Depolama ile güvenli arz
Elektrik depolama tesislerinin şebekeye entegre edilmesinin önünü açan düzenlemenin, yenilenebilir enerji sistemlerinin kapasitesini artıracağını da vurgulayan TÜREB Başkanı Ebru Arıcı şöyle konuştu:
“Bugün yenilenebilir enerjiden elektrik üretimi ile ilgili en önemli sorun, dengesiz üretimin sistemlere etkisidir. Bu nedenle, depolama ile birlikte sistem güvenilirliğinin de artacağını düşünüyorum. Bu durum da rüzgar projelerinin kapasite arzında olumlu bir etki yaratacaktır.”
Kent planına ENTEGRE enerji
Vatandaşların bireysel olarak kuracağı rüzgar santrallerinde, yeterli rüzgar alan ve izinler açısından uygun bölgelerin önemine dikkati çeken TÜREB Başkanı Ebru Arıcı, “Bireysel üretimlerde en önemli konu, mevcut planlama altyapısının bu tür projelere olanak verecek düzenlemeler içermiyor olması. Bu nedenle, yeni kent planlama çalışmalarında, yenilenebilir enerjinin kent planlarına entegrasyonunun sağlanması önem arz ediyor. Konu, imar yönetmeliklerinde de ele alınmalı” görüşünü dile getirdi.

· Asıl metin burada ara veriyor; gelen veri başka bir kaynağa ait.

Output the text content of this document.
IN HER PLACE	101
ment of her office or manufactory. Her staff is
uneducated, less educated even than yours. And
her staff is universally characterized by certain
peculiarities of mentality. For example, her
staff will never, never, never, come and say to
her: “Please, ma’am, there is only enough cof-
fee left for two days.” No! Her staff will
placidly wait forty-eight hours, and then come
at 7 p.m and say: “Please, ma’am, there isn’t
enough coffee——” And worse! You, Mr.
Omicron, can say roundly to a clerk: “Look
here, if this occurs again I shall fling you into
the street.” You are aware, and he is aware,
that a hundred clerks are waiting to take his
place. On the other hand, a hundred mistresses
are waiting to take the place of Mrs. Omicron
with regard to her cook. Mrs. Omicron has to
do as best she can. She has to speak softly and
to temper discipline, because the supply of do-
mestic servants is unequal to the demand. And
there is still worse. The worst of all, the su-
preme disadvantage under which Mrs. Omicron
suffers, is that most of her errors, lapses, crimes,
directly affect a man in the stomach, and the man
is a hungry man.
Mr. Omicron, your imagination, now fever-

İhracatta öne çıkmayı sağlayacak
Enerji Piyasası Düzenleme Kurumunun (EPDK) Yeşil Tarife ya da “Yeşil Fatura” uygulaması kapsamında enerji temin etmek isteyen tüketicilerin elektrik faturalarında, söz konusu enerjinin yenilenebilir kaynaklardan üretildiğini gösteren özel bir işaret bulunuyor. Bununla aboneler sadece rüzgar enerjisi, hidroelektrik enerji, güneş enerjisi gibi kaynaklardan üretilen elektriği kullanabiliyor. Meskenlerin yanı sıra ticarethane, tarım ve sanayi işletmelerinde de bu tarifeye geçilebiliyor. Yeşil Tarife şu an itibarıyla standart elektrik kullanımından daha yüksek fiyata mal oluyor. Bu tarifelerden yararlanmak isteyenler elektrik tedarik şirketlerine başvuruda bulunuyor. Bu sistemin özellikle enerjisini yenilenebilir kaynaklardan sağladığını belgelemek isteyen firmalara avantaj sağlayacağı öngörülüyor. Bu firmaların, söz konusu belgelerle Yeşil Mutabakat kurallarını işletmeye başlayan Avrupa’ya ihracatta rekabette öne çıkacağı belirtiliyor.
Deniz sahaları
Deniz sahalarında offshore rüzgar yatırımları için 2018’den beri yoğun çalışma sürdürüldüğünü ifade eden Arıcı, “Offshore rüzgar enerjisi santrali (RES) yol haritası ve lojistik altyapı çalışmaları tamamlanmak üzere. TÜREB olarak Türkiye Offshore RES Yol Haritası ve rüzgar elektrik santrallerinin kurulumlarına yönelik teknik, ekonomik ve çevresel etki çalışmalarına destek vermek için çalışmalarımızı sürdürüyoruz” diye konuştu.